ON DECK, MAYBE: NEW DOWNTOWN GARAGE

menna-010111Mayor Pasquale Menna says Red Bank has an “extraordinary” parking shortage that is crimping downtown businesses. (Click to enlarge)

After idling for several years, the possibility that Red Bank may get a second downtown parking garage is back in gear.

Though he never mentioned the word “garage” or “deck,” Mayor Pasquale Menna said Saturday that he would appoint a committee to explore ways to address what he called a perennial problem: “surface parking.”

“Everybody talks about parking, and they all say the mayor doesn’t talk about it enough, so let me stick my neck out,” he told an audience that packed the council chambers for the annual borough government reorganization . “Beginning this year, the council will be discussing initiatives that will carve out initiatives for parking on borough-owned properties in the business district.”

He later told reporters he was referring specifically to the White Street municipal lot.

“There is no question that there is a parking deficiency,” he said in his annual address, “one that has impeded economic utilization of properties.
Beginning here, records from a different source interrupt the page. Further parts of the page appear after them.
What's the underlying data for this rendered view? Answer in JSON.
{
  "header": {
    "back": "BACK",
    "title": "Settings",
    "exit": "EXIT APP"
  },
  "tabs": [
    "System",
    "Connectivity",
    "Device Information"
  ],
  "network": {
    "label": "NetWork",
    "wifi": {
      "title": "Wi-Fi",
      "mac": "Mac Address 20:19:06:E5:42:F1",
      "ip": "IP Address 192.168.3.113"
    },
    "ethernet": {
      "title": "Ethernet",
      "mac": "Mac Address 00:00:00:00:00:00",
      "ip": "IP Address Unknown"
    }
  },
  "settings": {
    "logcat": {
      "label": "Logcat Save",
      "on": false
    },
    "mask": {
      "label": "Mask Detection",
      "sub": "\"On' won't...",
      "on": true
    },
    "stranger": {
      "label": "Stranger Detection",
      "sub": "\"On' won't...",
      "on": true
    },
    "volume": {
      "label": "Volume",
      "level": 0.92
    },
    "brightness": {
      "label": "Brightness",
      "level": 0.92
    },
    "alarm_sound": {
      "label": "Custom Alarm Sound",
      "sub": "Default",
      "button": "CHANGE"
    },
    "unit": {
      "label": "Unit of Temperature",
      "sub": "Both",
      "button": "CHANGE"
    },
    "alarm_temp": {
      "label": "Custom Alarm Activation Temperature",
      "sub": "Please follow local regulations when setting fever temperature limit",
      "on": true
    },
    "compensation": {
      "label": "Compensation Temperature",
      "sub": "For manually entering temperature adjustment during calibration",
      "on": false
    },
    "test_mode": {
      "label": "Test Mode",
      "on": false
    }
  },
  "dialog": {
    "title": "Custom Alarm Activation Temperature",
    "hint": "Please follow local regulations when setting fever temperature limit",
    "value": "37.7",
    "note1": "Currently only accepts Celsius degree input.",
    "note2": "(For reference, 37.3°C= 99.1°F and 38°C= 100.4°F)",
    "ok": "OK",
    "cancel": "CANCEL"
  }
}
“We’ve outgrown what we have,” he added, noting that the municipal lots were created in the 1950s. “Surface lots are not going to carry the day.”

Twice in the past decade or so, efforts to build a municipal garage on the White Street have proven highly controversial, with many merchants in favor and residents opposed. Both times, Menna, then a councilman, opposed the plans because, he said, they would saddle residents, rather than investors, with $8 million or more in debt.

Menna, who has previously expressed admiration for cellphone-activated meter technology in use in Europe, said the committee, whose members he has not yet named, would also look at state-of-the-art technologies and “green initiatives” that he did not specify.

The town’s only existing parking deck, the Globe Court Garage, is owned by the borough but rented toRiverview Medical Center under a 20-year lease that expires in 2022, when the hospital has an option to buy the structure.

Following Saturday’s meeting, Menna told redbankgreen that construction of a lot with no debt load for the town “is the only option” that he, borough Administrator Stanley Sickels and others he did not identify had talked about. He said there are no proposals from developers or other firm plans to build a garage.

Menna said two major investment banks he did not identify declined to come into town “because there was insufficient guaranteed parking,” and that second-floor offices throughout the downtown were underutilized for the same reason.